Specifically for this post, I would like to color-code the output of clustering.hclust, as is seen in python/R, so that it looks more like this:
Here is a minimally working example to get a distance matrix and dendrogram with group behavior.
using Clustering
using StatsPlots
using Distances
#Generate a random dataset, but with 10 correlated structures
data_matrix = rand(50,1000)
for i=1:10
data_matrix[:, 1:i*100] .+= .25
end
#Generate distance matrix, perform hierarchical clustering, plot
dist_mat = pairwise(Euclidean(1e-12), data_matrix, dims=2)
hcl1 = hclust(dist_mat, linkage=:ward)
dg = plot(hcl1, xticks=false, yticks=true)
plot!(size=(800,200))
I am using the GR backend.
Considering I’m just starting to use julia, is this problem worth solving in pure julia? Is there a better way to approach this? e.g., use a different plotting package/backend, or import python/R functions and not waste time?

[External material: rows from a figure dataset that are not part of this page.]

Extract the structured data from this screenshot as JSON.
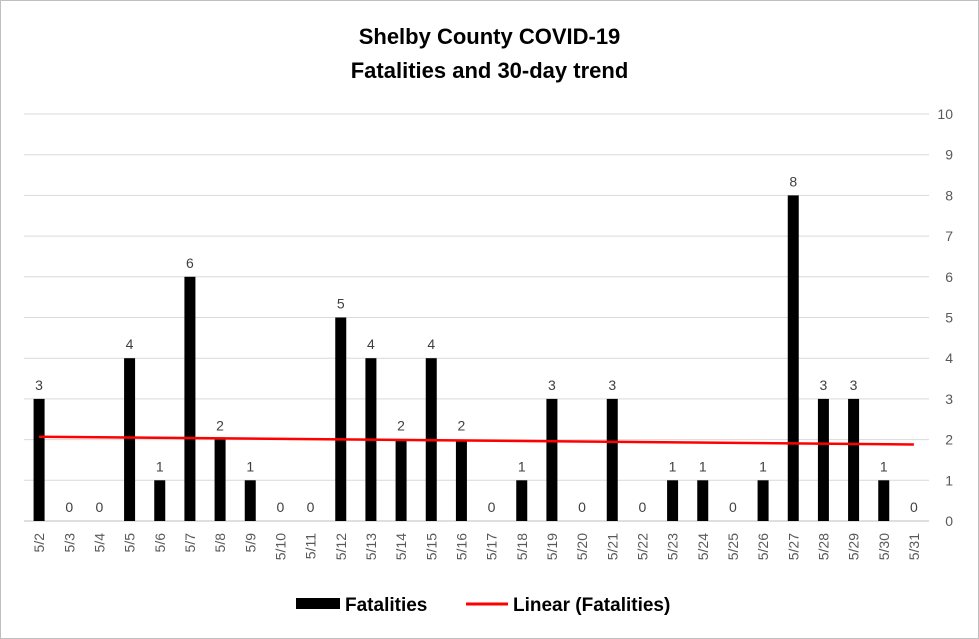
{
  "chart_data": {
    "type": "bar",
    "title": "Shelby County COVID-19",
    "subtitle": "Fatalities and 30-day trend",
    "categories": [
      "5/2",
      "5/3",
      "5/4",
      "5/5",
      "5/6",
      "5/7",
      "5/8",
      "5/9",
      "5/10",
      "5/11",
      "5/12",
      "5/13",
      "5/14",
      "5/15",
      "5/16",
      "5/17",
      "5/18",
      "5/19",
      "5/20",
      "5/21",
      "5/22",
      "5/23",
      "5/24",
      "5/25",
      "5/26",
      "5/27",
      "5/28",
      "5/29",
      "5/30",
      "5/31"
    ],
    "series": [
      {
        "name": "Fatalities",
        "color": "#000000",
        "values": [
          3,
          0,
          0,
          4,
          1,
          6,
          2,
          1,
          0,
          0,
          5,
          4,
          2,
          4,
          2,
          0,
          1,
          3,
          0,
          3,
          0,
          1,
          1,
          0,
          1,
          8,
          3,
          3,
          1,
          0
        ]
      }
    ],
    "trendline": {
      "name": "Linear (Fatalities)",
      "color": "#ff0000",
      "start": 2.07,
      "end": 1.88
    },
    "y_ticks": [
      "0",
      "1",
      "2",
      "3",
      "4",
      "5",
      "6",
      "7",
      "8",
      "9",
      "10"
    ],
    "ylim": [
      0,
      10
    ],
    "y_axis_side": "right",
    "grid": true,
    "legend_position": "bottom",
    "xlabel": "",
    "ylabel": ""
  }
}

Now, here is how far I’ve gotten, and the direction of “pure julia” to get this to work. However, accessing the line elements seems really unintuitive and was very difficult to even find.
function dendrocolor(dg)
for i=1:10000
try
dg[1][i].plotattributes[:linecolor] = RGBA{Float64}(0.8888735002725198,0.43564919034818994,0.2781229361419438,1.0)
catch e
break
end
end
end
This will change the entire dendrogram orange. I’m thinking I could
- Use this function and call each line separately in the dendrogram
- leverage hcl1 structure which contains merges and height
- use the clustering.cutree function to accomplish this
However, I don’t know where to start parsing all that together, and it seems like a lot of work. Is there a better way?
All advice and help is appreciated!
Clay